Around 50 lithograths, produced by some of the country's leading commercial artists between the 1920s and 1960s, are being showcased in a new exhibition which opened at Rotorua Museum at the weekend.
It comes as the successful 100% Pure New Zealand campaign, now in its 16th year, is overhauled this month with a new font based on a kauri design by master carver Rangi Kipa.
The new exhibition, titled Selling the Dream, features many works that draw on the same marketing themes as today, with a few interesting exceptions.
One 1931 poster titled "Nature's Cure" promoted strange natural health remedies such as a "multi-polar electric bath" and back-rubs with a "high-frequency valve" hose, along with Rotorua's historic Blue Baths.
Other lithographs show Maori carvings from Rotorua juxtaposed in front of Mt Cook, fishermen hauling in trout and scenic portraits of South Island land marks.

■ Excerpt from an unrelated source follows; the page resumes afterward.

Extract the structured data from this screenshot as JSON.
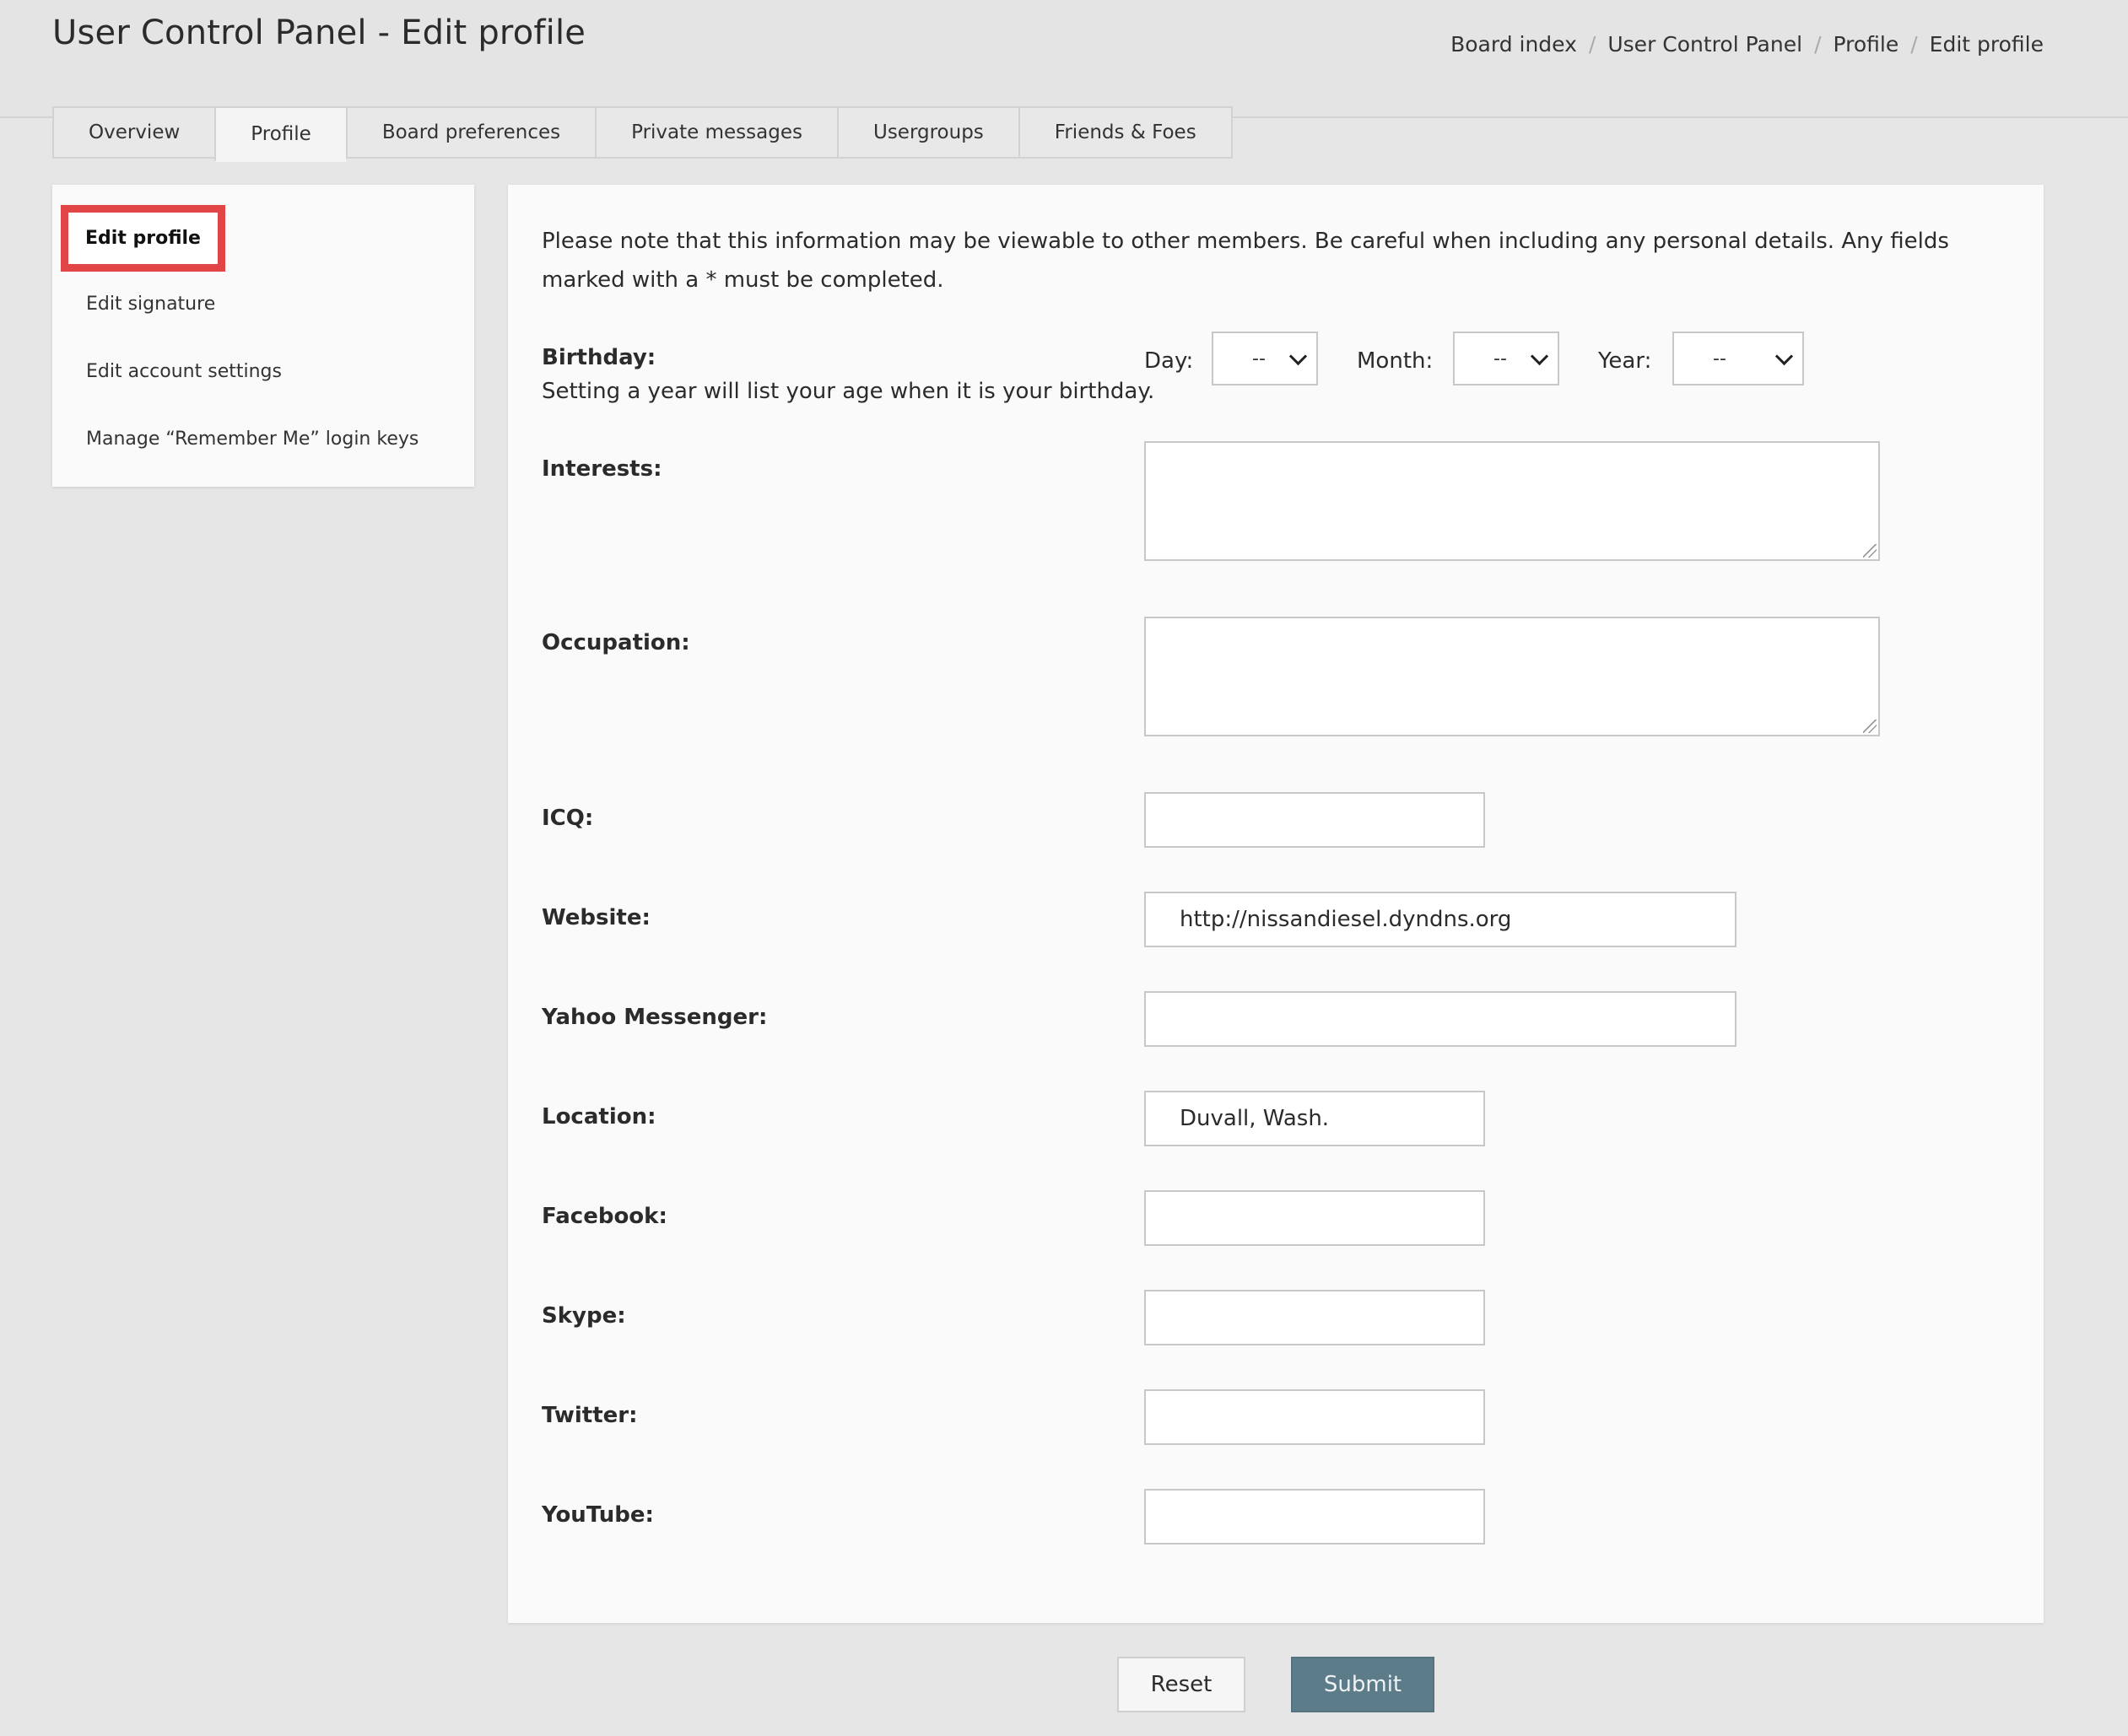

Many of them feature in the coffee table book Selling the Dream: The Art of Early New Zealand Tourism by Peter Alsop, Gary Stewart and Dave Bamford.
Museum deputy director Pamela Lovis said the collection had been first shown at Canterbury Museum, and it was fitting that their first North Island showing was in the country's tourism capital.
"These works are extraordinary and show how we were trying to portray New Zealand in a number of themes, from scenic wonderland to fisherman's paradise."
According to Te Ara: The Encyclopedia of New Zealand, the earliest record of annual international tourist numbers was 5,233 in 1903, with campaigns centering on the mountains, forests, lakes and geysers of the so-called "wonder country".
A new YouTube video from the 100% Pure New Zealand campaign echoed that slogan, describing Aotearoa as a place "where wonder grows".
Nearly three million overseas tourists visited in the year to last month, bringing in $10.3 billion and making up 15.3 per cent of the country's total export earnings.